Он зыркнул на меня, губы скривил и ответил:
— Вот и добрался я до крепости вашей!..
Он свистнул, к нему три мужика подошли в зипунах. Одного я сразу признал — того, что с ружьишком был, когда армаи цесаревну окружили, а ране буренку увести у нас с тятей хотел. Семен им что-то нашептал, и они скрылись в темени. Почуял я неладное в его ухмылке криворотой.
Православные радовались, что война кончилась, что не посекут боле сабли турецкие и не побьют пули русских головушек. Где ж те новобранцы, кои сейчас без рук и ног по избам лежат и не ведают, что здесь задарма золото и серебро бросают в народ и быками потчуют? А они и корочку сухую сами себе в рот не могут положить.
Опаска моя о Семене не напрасной была. Назавтра застал я дядю Пафнутия во флигеле пьяным. Из-под кустистой брови один глаз меня пронизал, а левый веком был прикрыт. Знать, еще не всех чертей выслепил.
— Что в бочке водки осталось, — сказал он, сгрызая луковицу, — в казарму отвезешь на поминки…
— Чьи поминки?
— Митьки моего.
— Ты что?!
— Не штокай. Митьку воры в крепости вчерась убили, на карауле стоял. Пятьсот рублей денег казенных покрали и сбегли. А Митьку кистенем по виску…
На отпевание в храм приехала цесаревна в трауре. Солдаты расступались, когда она ко гробу шла. На глазах цесаревны слезы посверкивали.

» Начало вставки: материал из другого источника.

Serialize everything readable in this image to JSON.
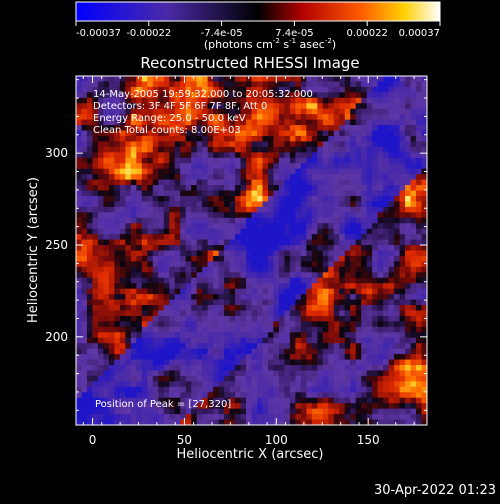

Батюшка кадилом размахивал, солдаты перешептывались.
Митька лежал в шестидоске-домовине будто живой. Свечка в руках его слезилась, и пламя в храмовом духе щель искало, куда бы можно было вплыть и успокоиться. В головах Митьки стоял дядя Пафнутий. Сухие губы его шевелились, оба глаза закрылись. А рука лежала на Митькином виске. Знобко мне стало и сиротно. Поднял я дядю Пафнутия и увел к себе. Сам на полу устроился. В тот день не стал я ему говорить, кто Митьку порешил, а рассказал после. Дядя Пафнутий чарку наполнил и молвил:
— Гореть убивцу в геенне огненной без покаяния…

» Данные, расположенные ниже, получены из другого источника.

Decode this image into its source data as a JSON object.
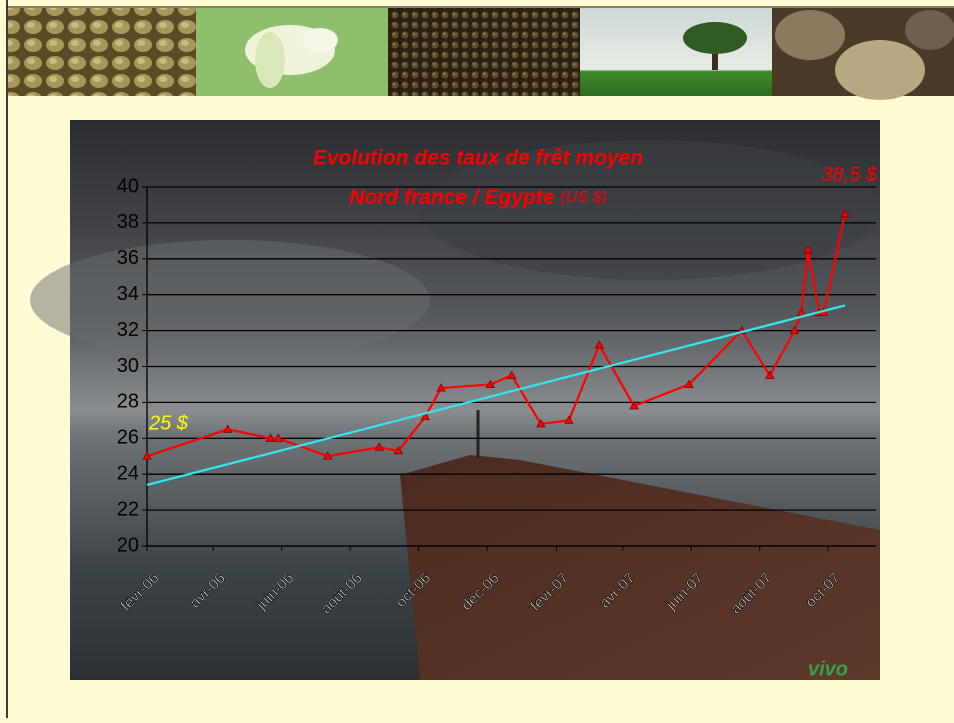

Алешка Великим постом ходил чернее тучи. Елисавет Петровна открыла ему, что фельдмаршал Миних вызывал ее лекаря и предлагал за надлежащую награду докладывать ему, с кем встречается цесаревна. Лекарь дал полный отказ. И еще Алешка добавил, что государыня прознала про наш пикник в лесу и про Семена и его армаев тож.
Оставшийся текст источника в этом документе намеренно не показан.